2. The ethyl acetate extract comprises psoralen, bergapten, 2'-hydroxy-4,4',5',6'-tetramethoxychalcone, 2'-hydroxy-3',4,4',5',6'-pentamethoxychalcone, 2'-hydroxy-3,4,4',5',6'-pentamethoxychalcone, 2'-hydroxy-3,3',4,4',5',6'-hexamethoxychalcone, 5-hydroxy-3',4',7,8-tetramethoxyflavone, 5-hydroxy-3',4',6,7,8-pentamethoxyflavone, 3',4',5,6,7,8-hexamethoxyflavone, and 3',4',5,7,8-pentamethoxyflavanone, according to claim 1, for suppressing the novel coronavirus.

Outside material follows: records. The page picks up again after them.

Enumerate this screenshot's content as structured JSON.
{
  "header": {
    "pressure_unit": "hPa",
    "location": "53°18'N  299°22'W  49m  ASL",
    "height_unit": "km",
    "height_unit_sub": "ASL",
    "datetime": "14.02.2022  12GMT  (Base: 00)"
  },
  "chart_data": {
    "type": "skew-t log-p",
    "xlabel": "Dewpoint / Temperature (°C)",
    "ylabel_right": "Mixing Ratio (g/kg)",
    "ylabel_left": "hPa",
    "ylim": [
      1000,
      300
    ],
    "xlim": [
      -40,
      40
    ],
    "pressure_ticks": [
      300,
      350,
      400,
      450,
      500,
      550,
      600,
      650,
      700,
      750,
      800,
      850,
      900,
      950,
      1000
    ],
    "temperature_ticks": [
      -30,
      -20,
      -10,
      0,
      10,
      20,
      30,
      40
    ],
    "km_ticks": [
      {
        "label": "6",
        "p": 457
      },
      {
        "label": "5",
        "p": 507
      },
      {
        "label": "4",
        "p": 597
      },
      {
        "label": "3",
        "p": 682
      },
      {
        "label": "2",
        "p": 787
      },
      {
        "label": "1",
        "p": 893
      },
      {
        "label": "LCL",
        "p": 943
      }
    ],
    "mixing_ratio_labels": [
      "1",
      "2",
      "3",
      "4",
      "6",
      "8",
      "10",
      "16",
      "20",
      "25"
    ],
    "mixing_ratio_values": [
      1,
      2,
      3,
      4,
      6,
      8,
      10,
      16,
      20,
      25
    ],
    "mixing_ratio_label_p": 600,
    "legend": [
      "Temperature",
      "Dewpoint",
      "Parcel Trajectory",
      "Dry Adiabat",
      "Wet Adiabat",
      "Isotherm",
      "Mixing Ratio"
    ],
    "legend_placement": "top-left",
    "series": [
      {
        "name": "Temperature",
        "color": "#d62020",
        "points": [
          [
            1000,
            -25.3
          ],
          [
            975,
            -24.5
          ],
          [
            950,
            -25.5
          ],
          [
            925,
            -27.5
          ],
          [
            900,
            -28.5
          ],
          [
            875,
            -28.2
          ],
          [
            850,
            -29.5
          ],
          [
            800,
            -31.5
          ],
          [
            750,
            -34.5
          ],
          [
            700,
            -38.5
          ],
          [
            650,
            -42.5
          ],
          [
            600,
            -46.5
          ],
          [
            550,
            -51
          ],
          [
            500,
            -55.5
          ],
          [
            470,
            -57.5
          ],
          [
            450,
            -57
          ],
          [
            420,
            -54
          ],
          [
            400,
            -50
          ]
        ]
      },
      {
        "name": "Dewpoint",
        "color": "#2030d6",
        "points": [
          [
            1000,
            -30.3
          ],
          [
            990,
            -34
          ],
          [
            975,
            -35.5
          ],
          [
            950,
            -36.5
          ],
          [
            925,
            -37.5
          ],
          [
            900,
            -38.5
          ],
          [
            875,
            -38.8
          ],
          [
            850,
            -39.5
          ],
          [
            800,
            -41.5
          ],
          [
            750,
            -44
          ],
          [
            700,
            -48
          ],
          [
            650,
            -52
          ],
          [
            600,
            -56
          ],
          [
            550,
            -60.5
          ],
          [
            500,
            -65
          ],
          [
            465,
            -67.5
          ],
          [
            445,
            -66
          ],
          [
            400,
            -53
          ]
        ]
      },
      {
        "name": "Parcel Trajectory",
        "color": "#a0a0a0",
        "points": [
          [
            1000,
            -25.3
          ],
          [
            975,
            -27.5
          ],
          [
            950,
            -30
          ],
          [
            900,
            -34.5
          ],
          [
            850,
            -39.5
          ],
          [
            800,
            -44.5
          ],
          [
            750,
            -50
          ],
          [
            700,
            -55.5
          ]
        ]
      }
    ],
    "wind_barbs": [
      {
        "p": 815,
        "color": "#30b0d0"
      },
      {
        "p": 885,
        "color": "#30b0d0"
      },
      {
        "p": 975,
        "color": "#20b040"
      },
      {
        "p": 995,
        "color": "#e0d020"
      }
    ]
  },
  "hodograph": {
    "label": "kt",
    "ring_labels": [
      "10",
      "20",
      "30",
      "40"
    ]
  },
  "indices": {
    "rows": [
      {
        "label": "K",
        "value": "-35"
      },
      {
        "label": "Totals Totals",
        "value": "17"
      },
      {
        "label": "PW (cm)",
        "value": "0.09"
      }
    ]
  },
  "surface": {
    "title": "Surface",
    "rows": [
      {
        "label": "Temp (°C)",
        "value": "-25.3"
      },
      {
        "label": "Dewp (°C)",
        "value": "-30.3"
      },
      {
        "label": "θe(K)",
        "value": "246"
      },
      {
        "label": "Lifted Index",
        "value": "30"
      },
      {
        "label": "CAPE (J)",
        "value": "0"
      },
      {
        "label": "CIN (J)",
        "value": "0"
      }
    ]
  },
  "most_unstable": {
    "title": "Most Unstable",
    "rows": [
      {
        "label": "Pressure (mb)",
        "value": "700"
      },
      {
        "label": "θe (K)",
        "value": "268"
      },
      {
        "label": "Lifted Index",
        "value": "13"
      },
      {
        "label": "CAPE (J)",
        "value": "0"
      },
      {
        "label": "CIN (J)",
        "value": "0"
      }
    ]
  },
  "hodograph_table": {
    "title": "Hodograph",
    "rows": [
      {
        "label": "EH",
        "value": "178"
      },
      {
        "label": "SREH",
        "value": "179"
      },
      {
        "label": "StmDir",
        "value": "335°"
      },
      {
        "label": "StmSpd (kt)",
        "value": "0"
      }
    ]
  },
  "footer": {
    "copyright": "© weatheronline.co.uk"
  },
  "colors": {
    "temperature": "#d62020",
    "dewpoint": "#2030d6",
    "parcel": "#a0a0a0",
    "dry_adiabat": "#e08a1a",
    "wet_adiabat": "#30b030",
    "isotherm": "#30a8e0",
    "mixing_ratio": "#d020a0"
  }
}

3. The composition for suppressing the novel coronavirus according to claim 1, wherein the step of extracting the shikwasa fruit with 95% ethanol comprises extracting the shikwasa fruit and ethanol in a weight-to-volume ratio of 1:5 to 15 (w / v).
4. The composition for suppressing the novel coronavirus according to claim 1, further comprising a pharmaceutically acceptable carrier.
5. The composition for suppressing the novel coronavirus according to claim 1, wherein the novel coronavirus comprises the origin strain, alpha mutant strain, beta mutant strain, gamma mutant strain, delta mutant strain, omicron mutant strain, or a combination thereof.
6. The composition for suppressing the novel coronavirus according to claim 5, wherein the omicron mutant strain includes a BA.1 subtype mutant, a BA.2 subtype mutant, a BA.3 subtype mutant, a BA.4 subtype mutant, a BA.5 subtype mutant, or a combination thereof.